Mulher trans é coroada rainha de quadrilha junina no Ceará: ‘São João fortaleceu minha identidade’

Aos 22 anos, Adriely Dias afirma ter realizado um sonho de 10 anos ao ocupar o posto pela quadrilha Nação Nordestina, de Juazeiro do Norte

Escrito por Lívia Carvalho , livia.carvalho@svm.com.br
Legenda: Adriely realizou o sonho de ser coroada rainha pela quadrilha junina Nação Nordestina
Foto: Divulgação

Todo o encanto junino explodiu o coração da cabelereira Adriely Dias ao presenciar pela primeira vez, ainda na adolescência, os espetáculos de São João no Nordeste. Nascida em São Paulo, mas morando em Juazeiro do Norte desde os sete anos, ela se apaixonou durante uma apresentação da quadrilha Nação Nordestina.  

O ano era 2013 e, ao ver a rainha do grupo, sabia que era aquilo que queria ser. No último dia 4 de junho, Adriely, aos 22 anos, estreou como rainha da quadrilha que mexeu com sua cabeça desde a primeira vez. Um feito que poderia parecer distante.  

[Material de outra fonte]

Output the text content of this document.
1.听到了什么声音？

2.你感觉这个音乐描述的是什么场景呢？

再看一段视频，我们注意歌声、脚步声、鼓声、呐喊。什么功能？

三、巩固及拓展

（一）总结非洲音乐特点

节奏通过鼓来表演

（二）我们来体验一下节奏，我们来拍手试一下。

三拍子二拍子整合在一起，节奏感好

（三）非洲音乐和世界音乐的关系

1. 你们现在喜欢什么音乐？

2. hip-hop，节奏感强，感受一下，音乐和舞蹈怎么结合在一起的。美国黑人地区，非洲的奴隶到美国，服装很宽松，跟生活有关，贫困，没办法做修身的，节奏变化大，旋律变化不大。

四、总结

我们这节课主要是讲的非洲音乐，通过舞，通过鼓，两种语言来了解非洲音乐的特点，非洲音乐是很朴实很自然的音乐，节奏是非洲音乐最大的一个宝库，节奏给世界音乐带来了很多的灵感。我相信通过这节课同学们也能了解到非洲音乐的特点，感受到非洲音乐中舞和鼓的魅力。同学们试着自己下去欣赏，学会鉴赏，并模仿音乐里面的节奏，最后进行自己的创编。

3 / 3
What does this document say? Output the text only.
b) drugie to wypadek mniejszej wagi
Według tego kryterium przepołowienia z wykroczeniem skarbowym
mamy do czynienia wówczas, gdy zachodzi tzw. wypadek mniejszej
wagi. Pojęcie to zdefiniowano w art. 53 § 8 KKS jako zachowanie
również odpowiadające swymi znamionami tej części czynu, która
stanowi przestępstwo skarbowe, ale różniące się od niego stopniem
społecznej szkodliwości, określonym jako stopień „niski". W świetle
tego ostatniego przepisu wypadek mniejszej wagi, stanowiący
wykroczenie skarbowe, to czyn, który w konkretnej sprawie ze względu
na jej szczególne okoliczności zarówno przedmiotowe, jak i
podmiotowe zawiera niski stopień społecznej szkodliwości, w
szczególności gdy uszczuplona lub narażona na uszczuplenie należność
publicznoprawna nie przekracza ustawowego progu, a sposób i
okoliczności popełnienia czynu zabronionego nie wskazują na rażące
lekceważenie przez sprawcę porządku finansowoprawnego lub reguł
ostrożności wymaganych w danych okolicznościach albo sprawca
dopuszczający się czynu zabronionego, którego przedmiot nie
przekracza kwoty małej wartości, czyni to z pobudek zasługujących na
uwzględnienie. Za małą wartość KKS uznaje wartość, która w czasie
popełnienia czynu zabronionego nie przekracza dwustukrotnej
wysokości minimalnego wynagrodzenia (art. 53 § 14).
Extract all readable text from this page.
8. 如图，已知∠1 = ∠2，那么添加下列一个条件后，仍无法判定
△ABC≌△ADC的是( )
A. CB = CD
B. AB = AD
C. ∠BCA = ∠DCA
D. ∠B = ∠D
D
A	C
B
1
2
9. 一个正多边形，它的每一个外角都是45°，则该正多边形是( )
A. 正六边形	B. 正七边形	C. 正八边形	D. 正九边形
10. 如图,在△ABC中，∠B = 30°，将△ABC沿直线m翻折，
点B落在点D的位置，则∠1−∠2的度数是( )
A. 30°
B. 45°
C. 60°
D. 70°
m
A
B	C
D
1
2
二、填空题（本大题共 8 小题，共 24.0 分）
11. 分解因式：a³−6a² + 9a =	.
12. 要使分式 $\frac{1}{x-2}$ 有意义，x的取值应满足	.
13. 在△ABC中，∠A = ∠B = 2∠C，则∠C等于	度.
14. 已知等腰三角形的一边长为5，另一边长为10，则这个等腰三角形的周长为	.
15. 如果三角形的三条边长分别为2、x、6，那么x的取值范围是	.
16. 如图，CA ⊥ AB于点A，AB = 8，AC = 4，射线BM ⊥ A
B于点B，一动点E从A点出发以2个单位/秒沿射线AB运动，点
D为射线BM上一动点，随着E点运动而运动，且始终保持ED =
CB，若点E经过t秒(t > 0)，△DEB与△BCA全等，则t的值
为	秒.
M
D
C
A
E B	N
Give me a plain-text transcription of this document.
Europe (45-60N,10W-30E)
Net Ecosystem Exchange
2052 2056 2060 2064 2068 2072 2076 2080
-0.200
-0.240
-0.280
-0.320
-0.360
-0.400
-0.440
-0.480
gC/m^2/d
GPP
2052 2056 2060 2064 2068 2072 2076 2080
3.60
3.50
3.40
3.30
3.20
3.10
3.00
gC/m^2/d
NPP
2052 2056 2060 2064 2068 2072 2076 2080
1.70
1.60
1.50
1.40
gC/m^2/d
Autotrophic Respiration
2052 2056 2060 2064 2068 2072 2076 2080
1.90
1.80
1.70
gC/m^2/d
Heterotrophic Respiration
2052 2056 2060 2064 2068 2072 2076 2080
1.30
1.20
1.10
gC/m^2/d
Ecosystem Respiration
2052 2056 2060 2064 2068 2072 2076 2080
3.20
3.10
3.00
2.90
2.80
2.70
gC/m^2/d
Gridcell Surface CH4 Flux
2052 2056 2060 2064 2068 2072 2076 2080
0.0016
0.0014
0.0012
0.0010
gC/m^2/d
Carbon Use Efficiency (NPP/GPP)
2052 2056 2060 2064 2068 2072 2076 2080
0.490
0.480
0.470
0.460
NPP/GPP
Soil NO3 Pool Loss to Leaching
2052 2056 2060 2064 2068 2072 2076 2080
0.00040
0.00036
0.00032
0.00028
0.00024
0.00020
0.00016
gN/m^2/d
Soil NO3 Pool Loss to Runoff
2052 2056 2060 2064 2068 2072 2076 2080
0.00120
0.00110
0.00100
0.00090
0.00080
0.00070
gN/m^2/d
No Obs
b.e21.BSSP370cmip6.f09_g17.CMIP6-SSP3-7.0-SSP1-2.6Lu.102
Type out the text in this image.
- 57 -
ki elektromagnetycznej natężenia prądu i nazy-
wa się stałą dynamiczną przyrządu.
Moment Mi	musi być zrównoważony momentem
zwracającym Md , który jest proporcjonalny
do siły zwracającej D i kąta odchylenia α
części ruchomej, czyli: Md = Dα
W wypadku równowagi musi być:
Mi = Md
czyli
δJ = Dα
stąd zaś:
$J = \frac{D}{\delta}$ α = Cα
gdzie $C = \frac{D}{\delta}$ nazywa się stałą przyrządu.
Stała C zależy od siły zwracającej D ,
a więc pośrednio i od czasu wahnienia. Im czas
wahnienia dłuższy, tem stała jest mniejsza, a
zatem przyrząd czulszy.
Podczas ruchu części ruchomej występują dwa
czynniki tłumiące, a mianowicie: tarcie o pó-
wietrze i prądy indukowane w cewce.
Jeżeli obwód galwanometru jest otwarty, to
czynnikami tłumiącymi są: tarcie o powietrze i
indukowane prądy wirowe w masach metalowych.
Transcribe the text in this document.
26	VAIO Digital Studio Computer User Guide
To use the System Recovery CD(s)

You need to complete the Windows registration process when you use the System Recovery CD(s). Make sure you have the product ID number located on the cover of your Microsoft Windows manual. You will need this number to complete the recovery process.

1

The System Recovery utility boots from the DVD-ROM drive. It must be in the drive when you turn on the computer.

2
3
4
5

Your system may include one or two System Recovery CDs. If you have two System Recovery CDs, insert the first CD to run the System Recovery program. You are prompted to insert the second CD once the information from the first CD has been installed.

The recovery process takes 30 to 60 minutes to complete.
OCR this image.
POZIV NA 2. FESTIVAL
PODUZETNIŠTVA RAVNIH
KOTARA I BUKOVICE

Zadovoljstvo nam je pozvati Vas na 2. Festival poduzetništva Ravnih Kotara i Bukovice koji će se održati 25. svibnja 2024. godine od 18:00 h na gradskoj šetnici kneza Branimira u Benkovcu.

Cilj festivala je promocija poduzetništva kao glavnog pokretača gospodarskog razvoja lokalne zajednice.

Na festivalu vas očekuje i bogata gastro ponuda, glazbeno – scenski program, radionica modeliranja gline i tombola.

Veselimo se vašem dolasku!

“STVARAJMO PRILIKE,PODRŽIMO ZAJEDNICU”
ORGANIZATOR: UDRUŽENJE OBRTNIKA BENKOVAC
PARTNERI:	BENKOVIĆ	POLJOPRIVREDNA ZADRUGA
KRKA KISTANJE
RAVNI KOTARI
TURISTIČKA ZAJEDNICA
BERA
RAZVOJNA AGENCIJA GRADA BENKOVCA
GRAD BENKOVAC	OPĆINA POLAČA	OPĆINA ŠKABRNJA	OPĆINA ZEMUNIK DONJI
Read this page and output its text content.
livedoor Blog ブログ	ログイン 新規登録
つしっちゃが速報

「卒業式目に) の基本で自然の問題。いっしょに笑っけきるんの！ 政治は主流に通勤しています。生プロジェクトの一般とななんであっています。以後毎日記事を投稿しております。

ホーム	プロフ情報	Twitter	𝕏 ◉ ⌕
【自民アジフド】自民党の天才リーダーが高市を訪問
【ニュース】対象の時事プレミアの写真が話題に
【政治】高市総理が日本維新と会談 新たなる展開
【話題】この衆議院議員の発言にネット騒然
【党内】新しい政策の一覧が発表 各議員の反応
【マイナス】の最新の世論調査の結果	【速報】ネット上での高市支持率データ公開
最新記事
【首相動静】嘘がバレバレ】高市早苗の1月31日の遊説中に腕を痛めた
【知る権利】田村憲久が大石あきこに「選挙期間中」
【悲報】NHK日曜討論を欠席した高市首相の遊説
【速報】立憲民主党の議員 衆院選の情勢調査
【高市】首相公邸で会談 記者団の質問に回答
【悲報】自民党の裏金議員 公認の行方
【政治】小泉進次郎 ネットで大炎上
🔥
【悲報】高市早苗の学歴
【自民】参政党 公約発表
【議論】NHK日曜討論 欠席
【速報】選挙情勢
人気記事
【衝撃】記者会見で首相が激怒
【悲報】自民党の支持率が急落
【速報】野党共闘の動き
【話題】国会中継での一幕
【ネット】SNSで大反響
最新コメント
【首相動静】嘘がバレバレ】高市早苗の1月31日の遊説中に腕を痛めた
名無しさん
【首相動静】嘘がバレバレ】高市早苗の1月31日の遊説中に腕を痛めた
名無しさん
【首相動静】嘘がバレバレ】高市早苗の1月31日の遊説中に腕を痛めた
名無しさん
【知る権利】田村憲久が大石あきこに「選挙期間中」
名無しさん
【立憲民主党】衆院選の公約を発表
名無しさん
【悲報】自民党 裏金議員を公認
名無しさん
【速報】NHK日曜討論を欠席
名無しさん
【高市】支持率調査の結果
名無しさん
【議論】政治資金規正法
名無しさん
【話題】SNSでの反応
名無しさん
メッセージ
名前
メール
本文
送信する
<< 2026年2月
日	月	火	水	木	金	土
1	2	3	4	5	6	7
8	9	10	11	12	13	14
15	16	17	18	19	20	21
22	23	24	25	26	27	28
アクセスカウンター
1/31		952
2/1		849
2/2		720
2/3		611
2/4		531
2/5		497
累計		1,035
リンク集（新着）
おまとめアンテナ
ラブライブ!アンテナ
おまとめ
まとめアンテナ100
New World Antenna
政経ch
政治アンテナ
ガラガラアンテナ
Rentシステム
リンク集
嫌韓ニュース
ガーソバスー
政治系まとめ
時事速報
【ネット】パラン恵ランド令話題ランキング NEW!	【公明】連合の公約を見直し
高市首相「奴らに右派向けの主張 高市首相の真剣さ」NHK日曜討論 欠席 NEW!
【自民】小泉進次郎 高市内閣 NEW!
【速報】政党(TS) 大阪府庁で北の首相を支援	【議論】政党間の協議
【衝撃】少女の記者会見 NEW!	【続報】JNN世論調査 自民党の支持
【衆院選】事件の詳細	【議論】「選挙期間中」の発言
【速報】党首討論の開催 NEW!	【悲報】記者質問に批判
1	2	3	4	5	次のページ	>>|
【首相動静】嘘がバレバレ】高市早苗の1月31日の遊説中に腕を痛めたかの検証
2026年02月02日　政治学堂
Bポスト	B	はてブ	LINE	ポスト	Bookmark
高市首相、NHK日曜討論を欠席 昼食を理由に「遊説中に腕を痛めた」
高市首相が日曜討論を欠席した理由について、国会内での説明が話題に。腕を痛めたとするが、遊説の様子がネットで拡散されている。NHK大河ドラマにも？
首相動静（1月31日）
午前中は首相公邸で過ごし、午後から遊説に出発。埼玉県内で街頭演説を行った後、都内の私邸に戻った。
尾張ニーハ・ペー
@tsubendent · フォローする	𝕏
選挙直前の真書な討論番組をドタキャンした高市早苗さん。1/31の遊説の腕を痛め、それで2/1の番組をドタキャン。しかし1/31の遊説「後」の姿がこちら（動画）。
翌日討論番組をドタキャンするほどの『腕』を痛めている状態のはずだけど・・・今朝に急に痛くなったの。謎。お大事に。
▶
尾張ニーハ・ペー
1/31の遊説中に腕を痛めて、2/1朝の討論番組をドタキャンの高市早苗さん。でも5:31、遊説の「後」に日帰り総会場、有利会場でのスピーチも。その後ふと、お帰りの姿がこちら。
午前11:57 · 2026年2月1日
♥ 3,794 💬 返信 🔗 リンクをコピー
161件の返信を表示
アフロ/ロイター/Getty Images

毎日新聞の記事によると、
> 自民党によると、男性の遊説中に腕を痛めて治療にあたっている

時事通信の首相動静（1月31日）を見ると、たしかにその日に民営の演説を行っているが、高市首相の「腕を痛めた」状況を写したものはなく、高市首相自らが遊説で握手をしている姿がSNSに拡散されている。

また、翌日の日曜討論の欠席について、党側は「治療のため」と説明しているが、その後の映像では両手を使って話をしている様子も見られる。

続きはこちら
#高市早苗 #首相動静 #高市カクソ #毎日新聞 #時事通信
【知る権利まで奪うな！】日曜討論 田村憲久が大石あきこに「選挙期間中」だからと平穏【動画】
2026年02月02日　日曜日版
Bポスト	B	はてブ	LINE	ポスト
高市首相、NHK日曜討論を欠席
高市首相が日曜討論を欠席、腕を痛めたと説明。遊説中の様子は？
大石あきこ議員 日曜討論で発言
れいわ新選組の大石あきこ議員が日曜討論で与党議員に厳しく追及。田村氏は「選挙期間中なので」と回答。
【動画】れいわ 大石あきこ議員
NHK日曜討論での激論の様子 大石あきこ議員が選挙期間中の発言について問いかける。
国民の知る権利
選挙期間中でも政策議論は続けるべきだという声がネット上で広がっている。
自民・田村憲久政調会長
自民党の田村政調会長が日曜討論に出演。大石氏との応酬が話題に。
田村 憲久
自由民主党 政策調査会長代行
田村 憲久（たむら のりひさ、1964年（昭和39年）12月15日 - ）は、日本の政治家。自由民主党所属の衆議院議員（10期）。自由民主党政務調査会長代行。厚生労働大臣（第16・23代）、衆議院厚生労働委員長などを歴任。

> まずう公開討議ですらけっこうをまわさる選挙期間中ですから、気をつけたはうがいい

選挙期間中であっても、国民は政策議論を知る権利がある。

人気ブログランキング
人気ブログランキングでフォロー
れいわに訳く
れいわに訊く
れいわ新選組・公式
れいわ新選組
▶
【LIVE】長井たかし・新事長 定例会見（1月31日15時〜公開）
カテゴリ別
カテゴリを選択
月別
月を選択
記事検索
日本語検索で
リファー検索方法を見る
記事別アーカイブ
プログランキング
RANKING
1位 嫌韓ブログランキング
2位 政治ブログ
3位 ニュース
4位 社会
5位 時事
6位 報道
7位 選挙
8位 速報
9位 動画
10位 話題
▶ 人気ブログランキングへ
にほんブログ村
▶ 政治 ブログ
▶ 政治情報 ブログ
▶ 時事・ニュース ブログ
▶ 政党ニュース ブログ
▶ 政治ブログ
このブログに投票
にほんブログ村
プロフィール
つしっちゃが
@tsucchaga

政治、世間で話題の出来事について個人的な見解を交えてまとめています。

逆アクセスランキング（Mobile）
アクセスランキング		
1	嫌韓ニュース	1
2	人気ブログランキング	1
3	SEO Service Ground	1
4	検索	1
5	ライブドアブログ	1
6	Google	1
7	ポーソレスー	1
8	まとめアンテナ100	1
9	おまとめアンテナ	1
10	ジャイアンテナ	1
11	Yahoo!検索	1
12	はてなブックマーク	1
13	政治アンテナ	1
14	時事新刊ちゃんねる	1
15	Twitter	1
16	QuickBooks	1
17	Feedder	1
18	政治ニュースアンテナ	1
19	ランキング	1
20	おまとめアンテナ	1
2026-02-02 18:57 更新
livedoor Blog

“A importância desse título, pra mim, é saber que a gente pode ocupar espaços independente de nossa religião, sexo, gênero, de qualquer coisa. Que a gente pode sim realizar sonhos. Eu sou muito grata a tudo e a todos me ajudaram”. 
Adriely Dias
rainha da Nação Nordestina

Adriely, que é uma mulher trans, relata ter passado por várias dificuldades no início até realizar o sonho de ser coroada rainha, em março desde ano. “As pessoas sempre falam que a gente não pode, que não tem direito, mas a gente tem que continuar, seguir nossos caminhos. Ocupar espaços é necessário e isso me deu força”, destaca.  

Rotina intensa  

A rainha conta que a rotina de preparativos foi bastante intensa com ensaios de terça-feira a domingo, tendo que conciliar entre o trabalho em um salão de beleza da cidade em que mora. Além das danças com o elenco da quadrilha, os momentos serviam para aperfeiçoar movimentos específicos do papel que desempenha no grupo com o auxílio de um coreógrafo.  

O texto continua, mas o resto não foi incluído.